UNC To Establish New TBI Treatment Program With Funding From Gary Sinise

 At the Matthew Gfeller Center, UNC-Chapel Hill researchers study the causes and effects of Traumatic Brain Injury
At the Matthew Gfeller Center, UNC-Chapel Hill researchers study the causes and effects of Traumatic Brain Injury

UNC Chapel Hill has received a $12.5 million gift to start a clinical treatment program for veterans and first responders with traumatic brain injuries.

The new program, called THRIVE — Transforming Health and Resilience in Veterans — builds on the university’s expertise in concussion and head injuries from sports. It will offer access to treatment at sites across the state.

The money came from a foundation started by actor Gary Sinise, a longtime advocate for military service members and veterans.

Traumatic brain injury — or TBI — is a signature injury of the wars in Iraq and Afghanistan, in part because improvised bombs were so common. Many troops survived blasts, but later suffered TBI caused by the shock waves. More than 400,000 veterans have been diagnosed with TBIs since 2000.

When veterans come into the program, they will undergo a wellness exam before a team of physicians, neuropsychologists, athletic trainers, physical therapists, social workers and counselors design a care plan.

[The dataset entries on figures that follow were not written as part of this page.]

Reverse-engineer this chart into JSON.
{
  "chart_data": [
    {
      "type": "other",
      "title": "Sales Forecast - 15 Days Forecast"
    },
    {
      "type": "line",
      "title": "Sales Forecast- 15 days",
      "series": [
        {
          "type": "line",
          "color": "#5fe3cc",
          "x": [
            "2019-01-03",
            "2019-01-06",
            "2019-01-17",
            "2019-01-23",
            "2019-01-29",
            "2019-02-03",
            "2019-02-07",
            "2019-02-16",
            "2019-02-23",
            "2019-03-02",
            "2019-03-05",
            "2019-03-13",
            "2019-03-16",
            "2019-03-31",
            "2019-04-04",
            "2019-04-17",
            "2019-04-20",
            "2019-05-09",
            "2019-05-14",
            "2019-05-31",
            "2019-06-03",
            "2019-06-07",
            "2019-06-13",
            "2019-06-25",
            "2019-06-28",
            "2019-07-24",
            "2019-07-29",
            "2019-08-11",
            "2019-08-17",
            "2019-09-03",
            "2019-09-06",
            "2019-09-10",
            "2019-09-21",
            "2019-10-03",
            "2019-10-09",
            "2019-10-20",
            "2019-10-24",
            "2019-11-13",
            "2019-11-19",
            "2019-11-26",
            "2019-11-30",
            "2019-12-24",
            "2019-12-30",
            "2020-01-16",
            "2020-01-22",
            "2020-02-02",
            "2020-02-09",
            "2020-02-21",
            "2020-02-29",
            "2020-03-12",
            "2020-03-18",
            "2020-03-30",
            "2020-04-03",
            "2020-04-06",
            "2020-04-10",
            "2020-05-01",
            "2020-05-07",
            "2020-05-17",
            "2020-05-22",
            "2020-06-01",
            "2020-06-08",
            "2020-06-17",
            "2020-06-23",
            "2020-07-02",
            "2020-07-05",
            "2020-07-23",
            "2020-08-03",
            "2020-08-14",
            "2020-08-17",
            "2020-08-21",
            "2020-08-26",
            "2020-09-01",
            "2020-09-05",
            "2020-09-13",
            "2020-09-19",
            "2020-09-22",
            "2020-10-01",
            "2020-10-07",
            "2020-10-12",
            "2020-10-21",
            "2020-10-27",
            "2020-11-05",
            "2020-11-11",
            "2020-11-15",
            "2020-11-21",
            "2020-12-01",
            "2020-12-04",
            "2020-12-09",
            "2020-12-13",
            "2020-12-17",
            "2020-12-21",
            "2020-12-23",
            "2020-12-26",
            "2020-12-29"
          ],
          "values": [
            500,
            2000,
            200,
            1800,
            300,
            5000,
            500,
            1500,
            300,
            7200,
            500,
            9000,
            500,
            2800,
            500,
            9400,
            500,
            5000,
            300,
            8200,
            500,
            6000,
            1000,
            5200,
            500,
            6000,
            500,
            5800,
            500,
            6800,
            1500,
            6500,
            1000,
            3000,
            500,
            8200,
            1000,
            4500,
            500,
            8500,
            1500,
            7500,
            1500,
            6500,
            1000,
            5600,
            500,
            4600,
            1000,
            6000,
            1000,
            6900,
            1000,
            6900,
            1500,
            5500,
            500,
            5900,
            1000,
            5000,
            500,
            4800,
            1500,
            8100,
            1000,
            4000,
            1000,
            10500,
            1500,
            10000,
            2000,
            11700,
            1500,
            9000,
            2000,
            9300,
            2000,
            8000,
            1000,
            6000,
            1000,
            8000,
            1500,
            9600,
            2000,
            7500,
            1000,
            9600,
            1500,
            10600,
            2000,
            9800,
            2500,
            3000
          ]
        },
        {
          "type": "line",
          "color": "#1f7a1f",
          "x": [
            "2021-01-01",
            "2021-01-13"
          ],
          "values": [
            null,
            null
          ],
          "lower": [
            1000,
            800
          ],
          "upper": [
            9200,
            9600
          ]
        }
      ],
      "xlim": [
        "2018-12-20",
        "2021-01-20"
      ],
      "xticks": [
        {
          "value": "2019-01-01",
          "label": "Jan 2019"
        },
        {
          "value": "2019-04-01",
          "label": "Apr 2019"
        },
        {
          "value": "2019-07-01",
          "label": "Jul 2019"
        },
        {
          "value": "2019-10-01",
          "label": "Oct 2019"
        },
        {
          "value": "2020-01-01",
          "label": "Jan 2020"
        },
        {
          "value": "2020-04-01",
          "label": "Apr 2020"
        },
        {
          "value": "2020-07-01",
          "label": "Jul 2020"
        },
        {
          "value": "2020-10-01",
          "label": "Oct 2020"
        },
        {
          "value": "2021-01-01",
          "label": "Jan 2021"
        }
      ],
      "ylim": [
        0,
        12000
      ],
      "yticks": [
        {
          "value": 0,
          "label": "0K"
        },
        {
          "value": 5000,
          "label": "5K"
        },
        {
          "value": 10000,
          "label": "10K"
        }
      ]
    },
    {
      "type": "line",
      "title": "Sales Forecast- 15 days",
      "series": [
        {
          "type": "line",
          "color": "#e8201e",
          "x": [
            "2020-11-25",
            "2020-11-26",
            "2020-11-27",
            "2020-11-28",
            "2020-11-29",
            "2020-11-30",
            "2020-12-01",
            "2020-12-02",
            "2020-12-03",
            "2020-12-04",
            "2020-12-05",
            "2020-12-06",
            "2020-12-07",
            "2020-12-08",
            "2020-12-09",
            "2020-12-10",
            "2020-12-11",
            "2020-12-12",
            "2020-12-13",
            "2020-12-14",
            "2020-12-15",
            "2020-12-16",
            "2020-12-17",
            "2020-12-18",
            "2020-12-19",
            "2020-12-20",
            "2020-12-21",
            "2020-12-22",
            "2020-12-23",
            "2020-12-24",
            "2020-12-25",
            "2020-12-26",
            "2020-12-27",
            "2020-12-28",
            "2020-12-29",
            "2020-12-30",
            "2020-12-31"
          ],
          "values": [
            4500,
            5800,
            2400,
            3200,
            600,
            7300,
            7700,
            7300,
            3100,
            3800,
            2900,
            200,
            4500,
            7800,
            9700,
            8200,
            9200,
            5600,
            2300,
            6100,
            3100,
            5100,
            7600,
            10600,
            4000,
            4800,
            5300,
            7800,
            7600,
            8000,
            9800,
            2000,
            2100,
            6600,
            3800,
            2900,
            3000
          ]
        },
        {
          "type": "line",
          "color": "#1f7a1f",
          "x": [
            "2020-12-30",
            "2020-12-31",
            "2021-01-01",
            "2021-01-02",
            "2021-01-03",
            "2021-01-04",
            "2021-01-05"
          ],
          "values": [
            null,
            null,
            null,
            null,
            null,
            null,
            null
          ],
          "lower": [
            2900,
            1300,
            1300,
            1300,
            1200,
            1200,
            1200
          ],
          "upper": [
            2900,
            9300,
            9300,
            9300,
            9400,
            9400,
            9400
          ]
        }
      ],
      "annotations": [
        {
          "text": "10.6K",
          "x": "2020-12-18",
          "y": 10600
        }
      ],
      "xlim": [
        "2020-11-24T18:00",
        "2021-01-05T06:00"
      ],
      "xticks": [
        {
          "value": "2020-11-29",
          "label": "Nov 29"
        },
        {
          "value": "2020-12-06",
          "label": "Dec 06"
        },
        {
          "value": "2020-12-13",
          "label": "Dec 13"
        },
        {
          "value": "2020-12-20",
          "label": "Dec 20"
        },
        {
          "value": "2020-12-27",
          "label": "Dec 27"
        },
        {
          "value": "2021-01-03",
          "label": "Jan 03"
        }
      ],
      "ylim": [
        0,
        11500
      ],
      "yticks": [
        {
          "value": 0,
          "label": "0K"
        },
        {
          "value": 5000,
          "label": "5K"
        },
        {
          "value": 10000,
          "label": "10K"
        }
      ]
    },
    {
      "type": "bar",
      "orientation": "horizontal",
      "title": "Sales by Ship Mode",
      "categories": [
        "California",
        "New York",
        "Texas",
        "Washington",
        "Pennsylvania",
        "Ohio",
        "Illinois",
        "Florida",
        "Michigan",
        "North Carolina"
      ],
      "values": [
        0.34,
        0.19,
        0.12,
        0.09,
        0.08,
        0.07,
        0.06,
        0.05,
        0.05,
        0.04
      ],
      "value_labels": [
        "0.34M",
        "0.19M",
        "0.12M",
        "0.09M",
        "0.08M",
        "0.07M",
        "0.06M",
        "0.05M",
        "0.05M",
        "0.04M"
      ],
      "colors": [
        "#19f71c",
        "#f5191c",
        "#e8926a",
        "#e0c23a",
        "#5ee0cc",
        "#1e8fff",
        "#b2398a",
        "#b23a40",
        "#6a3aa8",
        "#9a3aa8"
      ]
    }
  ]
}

Dr. Shawn Kane, the THRIVE Program’s chief medical officer and associate professor in the department of family medicine at UNC, spent 27 years as a physician in the U.S. Army.

"It is important for us to leverage our expertise and health care resources to assist our veterans who may have developed long-term, complex physical and neurological health issues from combat-related exposures in service to our nation," Kane said.